Saturday, October 26, 2013

The One


I'm a romantic. If you know me, you might not believe me because I'm also a realist. My guilty pleasure is romance novels. Because I usually, sneer, scoff and ask “WTF” through most of the story, I now just skip to the end... 

I used to think I'd find The One, get married and have a couple kids. I would also have the perfect job as a princess or pop singer and all of this by the time I turned 25... We all know these plans never work out. 

I never expected to meet and fall in love with the perfect man; just one perfect for me. Our eyes would meet across a crowded Con (or book store or library) and we would feel instantly drawn to each other. We would spend hours talking about the merits of our favorite Doctor and whether or not the latest Avengers/Star Trek/Star Wars/X-Men movies were really worth the price of admission, hang out playing video or board games or just read. My self esteem and body image issues wouldn't matter because he would have them too.

I have yet to meet and KNOW that I found The One-so I'm still looking; but not very hard. It is a tough time to be dating. Oh, don't worry- I could have all the dates and other stuff I want. I just don't want what's offered... I've tried online dating and found some really interesting people...

There was the guy who sent me an email to say that he really liked the answer to one of my questions and appreciated my honesty. There have been some that sent me emails to see about getting to know each other. Then there are the ones that boldly ask for what they really want.

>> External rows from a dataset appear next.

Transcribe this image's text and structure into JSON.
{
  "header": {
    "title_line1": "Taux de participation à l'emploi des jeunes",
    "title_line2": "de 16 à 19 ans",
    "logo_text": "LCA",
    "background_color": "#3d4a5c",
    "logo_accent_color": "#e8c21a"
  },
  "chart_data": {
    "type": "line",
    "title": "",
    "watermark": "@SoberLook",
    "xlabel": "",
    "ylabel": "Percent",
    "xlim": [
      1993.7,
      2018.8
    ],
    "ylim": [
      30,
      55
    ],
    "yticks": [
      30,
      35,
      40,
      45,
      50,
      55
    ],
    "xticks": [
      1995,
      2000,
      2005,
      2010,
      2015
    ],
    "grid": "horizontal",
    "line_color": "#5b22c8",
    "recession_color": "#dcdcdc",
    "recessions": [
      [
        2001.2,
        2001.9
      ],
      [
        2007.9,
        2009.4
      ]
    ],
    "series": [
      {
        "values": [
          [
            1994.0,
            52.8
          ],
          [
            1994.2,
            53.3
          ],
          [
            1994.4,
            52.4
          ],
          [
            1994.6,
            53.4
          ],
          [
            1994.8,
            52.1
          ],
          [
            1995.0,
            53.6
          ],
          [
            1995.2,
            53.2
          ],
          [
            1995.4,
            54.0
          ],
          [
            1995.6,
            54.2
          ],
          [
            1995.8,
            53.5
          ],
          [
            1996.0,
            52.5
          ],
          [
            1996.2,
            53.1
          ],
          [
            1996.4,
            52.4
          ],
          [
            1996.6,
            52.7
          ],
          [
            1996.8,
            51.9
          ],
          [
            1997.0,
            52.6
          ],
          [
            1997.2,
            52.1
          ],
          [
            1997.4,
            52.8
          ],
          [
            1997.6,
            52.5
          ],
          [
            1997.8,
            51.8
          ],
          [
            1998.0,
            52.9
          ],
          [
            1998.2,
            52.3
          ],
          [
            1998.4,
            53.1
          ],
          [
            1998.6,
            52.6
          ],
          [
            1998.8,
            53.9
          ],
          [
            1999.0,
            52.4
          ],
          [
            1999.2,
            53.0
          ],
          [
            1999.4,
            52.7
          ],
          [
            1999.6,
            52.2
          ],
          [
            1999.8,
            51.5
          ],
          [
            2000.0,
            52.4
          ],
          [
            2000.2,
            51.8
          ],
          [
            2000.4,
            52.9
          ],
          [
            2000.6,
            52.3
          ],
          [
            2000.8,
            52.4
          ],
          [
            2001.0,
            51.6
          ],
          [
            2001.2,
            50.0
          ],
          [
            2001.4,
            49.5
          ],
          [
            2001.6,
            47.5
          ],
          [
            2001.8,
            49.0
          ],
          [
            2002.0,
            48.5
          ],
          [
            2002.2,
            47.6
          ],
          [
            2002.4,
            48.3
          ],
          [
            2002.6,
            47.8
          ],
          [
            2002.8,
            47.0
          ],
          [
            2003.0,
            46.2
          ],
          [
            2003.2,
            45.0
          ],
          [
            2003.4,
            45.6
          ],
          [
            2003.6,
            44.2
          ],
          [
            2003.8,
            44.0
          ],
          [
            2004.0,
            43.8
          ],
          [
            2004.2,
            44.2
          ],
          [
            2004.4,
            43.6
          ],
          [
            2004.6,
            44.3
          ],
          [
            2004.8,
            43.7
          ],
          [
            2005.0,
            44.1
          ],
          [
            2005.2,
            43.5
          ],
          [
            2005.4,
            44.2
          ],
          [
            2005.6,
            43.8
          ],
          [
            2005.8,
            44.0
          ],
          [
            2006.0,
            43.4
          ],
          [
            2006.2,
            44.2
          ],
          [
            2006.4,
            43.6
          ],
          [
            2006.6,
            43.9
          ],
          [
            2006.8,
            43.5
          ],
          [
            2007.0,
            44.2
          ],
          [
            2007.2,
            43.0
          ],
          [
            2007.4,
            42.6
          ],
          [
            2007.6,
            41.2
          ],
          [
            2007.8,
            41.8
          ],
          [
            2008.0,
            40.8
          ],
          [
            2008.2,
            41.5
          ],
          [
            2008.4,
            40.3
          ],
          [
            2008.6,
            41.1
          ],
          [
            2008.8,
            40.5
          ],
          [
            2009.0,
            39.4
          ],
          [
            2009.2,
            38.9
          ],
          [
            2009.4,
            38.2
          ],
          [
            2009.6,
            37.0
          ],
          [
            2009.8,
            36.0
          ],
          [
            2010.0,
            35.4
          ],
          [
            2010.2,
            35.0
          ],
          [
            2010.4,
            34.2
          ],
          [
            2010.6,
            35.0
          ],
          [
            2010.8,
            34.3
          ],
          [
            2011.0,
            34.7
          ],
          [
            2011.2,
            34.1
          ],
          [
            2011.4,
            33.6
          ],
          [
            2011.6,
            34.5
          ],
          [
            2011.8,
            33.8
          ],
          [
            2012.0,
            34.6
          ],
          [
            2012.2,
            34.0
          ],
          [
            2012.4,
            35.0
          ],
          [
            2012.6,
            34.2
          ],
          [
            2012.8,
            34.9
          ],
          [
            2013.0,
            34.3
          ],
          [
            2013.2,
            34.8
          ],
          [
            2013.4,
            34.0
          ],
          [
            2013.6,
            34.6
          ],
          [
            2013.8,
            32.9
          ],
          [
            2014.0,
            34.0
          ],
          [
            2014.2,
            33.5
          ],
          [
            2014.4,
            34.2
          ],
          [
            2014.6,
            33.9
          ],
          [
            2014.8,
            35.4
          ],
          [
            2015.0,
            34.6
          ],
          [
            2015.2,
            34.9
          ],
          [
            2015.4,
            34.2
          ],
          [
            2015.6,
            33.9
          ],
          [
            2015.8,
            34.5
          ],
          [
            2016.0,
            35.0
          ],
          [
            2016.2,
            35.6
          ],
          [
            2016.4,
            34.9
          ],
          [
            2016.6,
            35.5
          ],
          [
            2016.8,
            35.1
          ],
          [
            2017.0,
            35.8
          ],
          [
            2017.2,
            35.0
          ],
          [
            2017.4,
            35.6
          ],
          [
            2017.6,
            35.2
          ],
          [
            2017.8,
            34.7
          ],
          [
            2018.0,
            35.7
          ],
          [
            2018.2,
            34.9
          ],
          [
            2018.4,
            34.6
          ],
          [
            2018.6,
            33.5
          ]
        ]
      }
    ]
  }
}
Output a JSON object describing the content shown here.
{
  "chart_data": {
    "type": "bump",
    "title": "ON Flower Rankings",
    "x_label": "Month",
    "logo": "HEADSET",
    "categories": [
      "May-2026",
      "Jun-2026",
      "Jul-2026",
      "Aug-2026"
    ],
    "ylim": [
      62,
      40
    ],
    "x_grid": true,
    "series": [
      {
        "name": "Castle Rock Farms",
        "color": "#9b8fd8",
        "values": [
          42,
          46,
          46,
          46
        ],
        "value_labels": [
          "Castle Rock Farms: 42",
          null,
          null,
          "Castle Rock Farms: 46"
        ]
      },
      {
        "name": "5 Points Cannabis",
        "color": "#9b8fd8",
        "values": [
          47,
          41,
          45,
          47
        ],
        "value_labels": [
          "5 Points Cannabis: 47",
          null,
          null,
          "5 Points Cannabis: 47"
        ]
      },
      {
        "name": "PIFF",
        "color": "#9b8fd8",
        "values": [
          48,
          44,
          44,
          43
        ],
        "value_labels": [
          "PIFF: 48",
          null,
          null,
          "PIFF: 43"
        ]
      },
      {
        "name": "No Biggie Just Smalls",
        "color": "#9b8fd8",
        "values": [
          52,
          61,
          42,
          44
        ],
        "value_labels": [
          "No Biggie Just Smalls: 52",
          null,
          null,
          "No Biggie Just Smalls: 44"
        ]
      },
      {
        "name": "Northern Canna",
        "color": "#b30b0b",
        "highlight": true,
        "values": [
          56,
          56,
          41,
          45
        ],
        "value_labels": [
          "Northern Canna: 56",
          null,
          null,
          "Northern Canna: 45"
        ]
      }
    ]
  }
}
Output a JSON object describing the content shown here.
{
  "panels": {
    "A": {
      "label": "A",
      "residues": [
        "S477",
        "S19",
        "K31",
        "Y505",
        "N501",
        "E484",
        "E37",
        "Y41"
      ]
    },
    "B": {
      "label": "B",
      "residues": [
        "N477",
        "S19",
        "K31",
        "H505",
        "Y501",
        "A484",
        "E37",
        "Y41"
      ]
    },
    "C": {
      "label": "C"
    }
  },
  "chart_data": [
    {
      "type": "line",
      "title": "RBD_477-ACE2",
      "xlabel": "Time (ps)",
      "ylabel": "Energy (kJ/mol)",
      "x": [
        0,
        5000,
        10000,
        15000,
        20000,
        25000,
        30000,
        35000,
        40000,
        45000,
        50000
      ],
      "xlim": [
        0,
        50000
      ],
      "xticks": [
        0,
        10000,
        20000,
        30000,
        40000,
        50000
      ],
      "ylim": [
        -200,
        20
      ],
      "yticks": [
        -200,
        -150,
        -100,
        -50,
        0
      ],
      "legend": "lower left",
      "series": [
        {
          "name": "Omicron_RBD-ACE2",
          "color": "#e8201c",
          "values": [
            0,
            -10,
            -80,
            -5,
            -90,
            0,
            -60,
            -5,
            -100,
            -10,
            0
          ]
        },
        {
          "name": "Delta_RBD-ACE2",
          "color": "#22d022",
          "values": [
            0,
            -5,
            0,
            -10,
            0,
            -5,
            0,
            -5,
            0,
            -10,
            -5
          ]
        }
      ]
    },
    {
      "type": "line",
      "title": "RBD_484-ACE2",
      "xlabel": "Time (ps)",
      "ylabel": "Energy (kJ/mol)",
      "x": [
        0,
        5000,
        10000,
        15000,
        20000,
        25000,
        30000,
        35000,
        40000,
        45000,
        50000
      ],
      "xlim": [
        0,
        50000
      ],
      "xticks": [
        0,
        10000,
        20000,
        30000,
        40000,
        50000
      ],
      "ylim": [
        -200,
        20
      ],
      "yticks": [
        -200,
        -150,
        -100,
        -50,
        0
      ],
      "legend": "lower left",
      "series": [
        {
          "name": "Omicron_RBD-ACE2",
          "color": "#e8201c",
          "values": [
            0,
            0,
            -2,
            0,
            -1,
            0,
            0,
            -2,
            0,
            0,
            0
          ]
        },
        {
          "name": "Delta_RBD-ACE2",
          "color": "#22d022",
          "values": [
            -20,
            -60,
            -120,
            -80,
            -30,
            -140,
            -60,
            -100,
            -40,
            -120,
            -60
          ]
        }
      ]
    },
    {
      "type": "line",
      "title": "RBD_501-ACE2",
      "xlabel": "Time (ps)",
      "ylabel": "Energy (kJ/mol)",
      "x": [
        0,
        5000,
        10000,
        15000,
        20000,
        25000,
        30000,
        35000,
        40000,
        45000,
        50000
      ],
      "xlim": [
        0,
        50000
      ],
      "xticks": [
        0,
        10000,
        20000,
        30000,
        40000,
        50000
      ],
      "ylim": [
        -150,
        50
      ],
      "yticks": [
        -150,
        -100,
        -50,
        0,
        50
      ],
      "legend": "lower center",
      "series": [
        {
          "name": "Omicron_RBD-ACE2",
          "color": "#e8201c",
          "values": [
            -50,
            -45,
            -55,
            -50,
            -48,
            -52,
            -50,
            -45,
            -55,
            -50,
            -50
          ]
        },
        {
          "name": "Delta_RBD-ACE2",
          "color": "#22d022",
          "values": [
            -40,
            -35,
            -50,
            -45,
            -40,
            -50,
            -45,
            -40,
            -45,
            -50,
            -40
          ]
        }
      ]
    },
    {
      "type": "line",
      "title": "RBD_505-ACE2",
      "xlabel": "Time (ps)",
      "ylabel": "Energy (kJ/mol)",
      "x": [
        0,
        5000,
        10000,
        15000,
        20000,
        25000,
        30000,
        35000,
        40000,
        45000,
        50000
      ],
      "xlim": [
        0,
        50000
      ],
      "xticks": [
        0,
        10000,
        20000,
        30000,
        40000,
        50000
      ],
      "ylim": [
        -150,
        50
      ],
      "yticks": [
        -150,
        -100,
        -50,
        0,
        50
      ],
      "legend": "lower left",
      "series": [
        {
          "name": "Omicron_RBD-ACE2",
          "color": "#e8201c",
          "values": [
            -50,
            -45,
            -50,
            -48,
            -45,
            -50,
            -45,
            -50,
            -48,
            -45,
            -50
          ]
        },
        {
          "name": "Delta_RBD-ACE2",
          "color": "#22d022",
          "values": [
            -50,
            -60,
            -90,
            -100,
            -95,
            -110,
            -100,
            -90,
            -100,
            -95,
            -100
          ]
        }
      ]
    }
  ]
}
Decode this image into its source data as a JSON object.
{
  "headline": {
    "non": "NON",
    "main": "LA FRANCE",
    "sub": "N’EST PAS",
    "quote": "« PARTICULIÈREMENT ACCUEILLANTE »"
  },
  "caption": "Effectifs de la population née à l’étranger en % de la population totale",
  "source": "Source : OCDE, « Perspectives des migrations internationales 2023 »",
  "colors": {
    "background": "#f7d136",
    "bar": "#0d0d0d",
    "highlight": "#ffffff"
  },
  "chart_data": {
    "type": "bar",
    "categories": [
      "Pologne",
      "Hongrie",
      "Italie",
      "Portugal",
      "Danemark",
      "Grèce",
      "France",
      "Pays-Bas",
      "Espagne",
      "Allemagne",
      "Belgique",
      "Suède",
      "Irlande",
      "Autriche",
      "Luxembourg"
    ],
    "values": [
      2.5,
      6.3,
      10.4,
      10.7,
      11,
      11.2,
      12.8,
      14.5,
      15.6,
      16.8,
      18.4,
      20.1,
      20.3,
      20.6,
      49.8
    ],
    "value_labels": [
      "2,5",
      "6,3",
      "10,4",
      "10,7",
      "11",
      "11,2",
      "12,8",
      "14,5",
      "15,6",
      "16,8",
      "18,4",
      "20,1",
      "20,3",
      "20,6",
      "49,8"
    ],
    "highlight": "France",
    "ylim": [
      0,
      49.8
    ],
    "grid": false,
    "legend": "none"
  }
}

I got an email from a guy with whom I had had no previous correspondence. All it said was “FWB?” I had to Google it. Apparently he was asking for no-strings sex- Friends With Benefits. I didn't answer him. Would it really be fwb if I had never met him before? NO, that would be a one-night-stand and a very good way to get robbed, have my liver or other organ harvested and left for dead or end up with a baby and no Baby Daddy. So, no thank you. 

When those well meaning relatives/co-workers/whoever asks why I'm still single I can say that being single is better than being left for dead in a seedy motel on 15 half way to Lexington just so I can hook up with a guy who MIGHT be The One. There is a reason it is called a HOOK up. Just saying.

I usually just say that “I haven't met anyone I want to spend that much time with.” Maybe I'll throw in an occasional “I haven't met anyone I like more than myself.”